First off, we’re not talking here about negotiating vacation plans, Europe versus Mexico.  And this isn’t about whether to watch a horror movie or a chick flix.

We’re talking about Jill’s body here -- and Jack's.   So let’s play this out.  

It’s Wednesday, the compromise day that both agreed to.  It’s D day, so to speak, the time for getting down.  

The kids are asleep.  The wine is being poured.  But what about if Jill doesn’t feel like it?

This is where I get hung up with regard to this treatment plan.  

If Jill isn’t into it, what is she supposed to do?  Just lie back there, and, as they say, grin and bear it?

Is she supposed to just space out and do her shopping list?  Or pretend she’s more excited than she is?

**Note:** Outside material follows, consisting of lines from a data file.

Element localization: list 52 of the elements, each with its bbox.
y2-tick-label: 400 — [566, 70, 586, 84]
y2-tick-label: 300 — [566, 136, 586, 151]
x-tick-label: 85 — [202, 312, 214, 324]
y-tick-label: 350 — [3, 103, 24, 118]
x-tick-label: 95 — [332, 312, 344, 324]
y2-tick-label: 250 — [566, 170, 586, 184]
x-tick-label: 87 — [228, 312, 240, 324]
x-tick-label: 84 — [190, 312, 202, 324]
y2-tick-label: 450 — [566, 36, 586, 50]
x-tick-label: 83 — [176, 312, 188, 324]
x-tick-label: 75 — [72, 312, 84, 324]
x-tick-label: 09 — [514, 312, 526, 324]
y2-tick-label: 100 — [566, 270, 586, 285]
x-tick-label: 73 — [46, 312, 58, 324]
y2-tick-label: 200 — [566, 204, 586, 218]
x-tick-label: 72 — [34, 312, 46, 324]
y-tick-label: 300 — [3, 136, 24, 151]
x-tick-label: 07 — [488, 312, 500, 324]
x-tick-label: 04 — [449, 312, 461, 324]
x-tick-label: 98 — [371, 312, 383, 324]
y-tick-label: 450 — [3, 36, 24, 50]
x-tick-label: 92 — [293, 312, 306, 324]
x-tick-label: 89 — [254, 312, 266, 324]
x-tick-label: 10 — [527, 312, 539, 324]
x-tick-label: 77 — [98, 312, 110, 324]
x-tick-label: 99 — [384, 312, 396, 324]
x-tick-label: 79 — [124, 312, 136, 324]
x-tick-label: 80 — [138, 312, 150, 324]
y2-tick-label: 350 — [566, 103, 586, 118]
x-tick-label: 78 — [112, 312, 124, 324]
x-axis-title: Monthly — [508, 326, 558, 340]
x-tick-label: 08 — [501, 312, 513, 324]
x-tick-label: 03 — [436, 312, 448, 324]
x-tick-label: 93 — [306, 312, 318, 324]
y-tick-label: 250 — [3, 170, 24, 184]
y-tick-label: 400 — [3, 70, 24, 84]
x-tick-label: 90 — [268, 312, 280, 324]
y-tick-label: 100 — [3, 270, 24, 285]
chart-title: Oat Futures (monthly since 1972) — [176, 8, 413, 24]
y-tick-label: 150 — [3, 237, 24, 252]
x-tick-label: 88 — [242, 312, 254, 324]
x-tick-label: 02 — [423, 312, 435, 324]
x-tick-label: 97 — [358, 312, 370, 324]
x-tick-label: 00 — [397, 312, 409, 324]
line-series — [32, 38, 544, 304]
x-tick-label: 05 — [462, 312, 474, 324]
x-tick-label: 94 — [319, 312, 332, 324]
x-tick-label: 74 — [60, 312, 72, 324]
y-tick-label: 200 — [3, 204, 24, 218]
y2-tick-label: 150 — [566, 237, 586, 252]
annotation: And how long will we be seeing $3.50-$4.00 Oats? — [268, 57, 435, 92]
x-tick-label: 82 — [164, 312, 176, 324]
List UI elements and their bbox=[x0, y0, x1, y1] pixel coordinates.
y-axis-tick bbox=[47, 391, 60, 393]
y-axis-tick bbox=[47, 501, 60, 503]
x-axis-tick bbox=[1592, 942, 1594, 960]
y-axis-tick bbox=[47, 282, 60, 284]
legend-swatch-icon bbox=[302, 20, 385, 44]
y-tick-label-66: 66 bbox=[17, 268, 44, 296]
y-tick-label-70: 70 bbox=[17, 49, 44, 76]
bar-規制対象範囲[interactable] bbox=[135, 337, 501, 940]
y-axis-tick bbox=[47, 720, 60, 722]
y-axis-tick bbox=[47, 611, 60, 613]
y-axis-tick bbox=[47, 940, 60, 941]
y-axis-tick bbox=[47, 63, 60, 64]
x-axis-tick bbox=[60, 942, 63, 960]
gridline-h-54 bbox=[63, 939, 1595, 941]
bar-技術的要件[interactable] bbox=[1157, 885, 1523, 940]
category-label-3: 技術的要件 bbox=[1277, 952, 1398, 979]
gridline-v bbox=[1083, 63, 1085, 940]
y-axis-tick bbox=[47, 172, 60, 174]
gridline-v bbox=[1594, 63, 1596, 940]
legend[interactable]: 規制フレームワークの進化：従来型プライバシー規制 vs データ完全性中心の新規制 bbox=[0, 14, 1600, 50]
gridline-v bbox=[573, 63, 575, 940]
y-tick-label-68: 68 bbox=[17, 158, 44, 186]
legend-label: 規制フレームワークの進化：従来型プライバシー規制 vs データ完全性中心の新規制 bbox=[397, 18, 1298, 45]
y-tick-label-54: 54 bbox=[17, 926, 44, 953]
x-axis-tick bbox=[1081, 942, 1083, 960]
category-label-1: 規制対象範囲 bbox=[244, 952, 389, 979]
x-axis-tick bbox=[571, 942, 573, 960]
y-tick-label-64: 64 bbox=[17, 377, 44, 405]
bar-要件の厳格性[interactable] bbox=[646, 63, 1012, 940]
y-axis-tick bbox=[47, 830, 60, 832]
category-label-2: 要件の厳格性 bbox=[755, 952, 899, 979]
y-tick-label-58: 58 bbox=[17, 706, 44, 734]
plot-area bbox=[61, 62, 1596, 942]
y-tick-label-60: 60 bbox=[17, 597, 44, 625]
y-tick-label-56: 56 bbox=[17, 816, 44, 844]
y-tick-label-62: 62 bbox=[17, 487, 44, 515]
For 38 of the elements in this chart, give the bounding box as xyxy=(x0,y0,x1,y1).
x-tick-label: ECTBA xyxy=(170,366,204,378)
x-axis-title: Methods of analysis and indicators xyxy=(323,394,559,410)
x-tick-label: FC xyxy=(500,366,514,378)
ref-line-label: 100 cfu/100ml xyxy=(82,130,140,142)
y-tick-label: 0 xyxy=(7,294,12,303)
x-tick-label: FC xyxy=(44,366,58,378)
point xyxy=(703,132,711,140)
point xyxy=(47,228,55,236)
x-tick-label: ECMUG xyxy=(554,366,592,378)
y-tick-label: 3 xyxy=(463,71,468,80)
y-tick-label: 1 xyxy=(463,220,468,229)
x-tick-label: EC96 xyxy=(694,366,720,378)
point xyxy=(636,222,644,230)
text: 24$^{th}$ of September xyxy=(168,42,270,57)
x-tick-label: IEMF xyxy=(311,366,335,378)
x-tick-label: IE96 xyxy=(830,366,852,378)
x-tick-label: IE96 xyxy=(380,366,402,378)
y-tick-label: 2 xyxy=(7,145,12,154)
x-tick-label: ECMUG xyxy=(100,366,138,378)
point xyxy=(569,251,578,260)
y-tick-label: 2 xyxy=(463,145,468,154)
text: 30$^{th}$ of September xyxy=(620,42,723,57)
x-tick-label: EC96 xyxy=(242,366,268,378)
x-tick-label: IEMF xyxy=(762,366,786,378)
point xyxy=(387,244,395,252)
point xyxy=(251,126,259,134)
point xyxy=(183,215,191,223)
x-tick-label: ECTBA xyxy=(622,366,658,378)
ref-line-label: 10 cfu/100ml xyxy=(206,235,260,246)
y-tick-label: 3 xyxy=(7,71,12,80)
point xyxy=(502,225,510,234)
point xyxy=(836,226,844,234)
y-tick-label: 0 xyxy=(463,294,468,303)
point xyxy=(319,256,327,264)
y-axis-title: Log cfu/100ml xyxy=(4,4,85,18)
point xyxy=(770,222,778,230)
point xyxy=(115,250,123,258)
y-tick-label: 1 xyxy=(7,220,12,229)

And what about Jack?  Sorry, but I don’t get the concept of wanting to have sex with someone if you know that she doesn’t want to have sex with you but simply scheduled you in.

Then there is the whole game of getting Jill in the mood, with sweet words and chocolate desserts and back rubs.  Doesn’t that feel a bit manipulative?

So if I don’t like the advice of Tara (and most therapists), what great ideas do I have?  I admit it isn’t easy.

But, to me, no means no.  If Jill doesn’t want to, if she’s too tired or stressed or blue or whatever, she should not be guilted or manipulated to do something with her body that she doesn’t want to. 

Maybe Jack just has to be content with having sex with his wife when she wants to.   The rest of the time he can look forward to it and appreciate the times that they are intimate. The couple can enjoy other activities together, for example, taking walks, going out for dinner, or nonsexual affection.

Jack may be disapointed that there isn’t greater sexual frequency.   But life can be disappointing;  and marriage requires sacrifices, at times, for the good of the relationship and the other.

Sex in marriage shouldn’t just be about fulfilling one's personal needs for pleasure;  nor should it be about power. It should be about love, about uniting with someone you love in an act of unequalled intimacy.  

If this is the case, then both partners need to be in the mood.

(Special Note: this blog assumes that there aren't underlying biological, psychological or interpersonal issues that are causing the libido imbalance. Obviously, if there are, those need to be explored in depth.)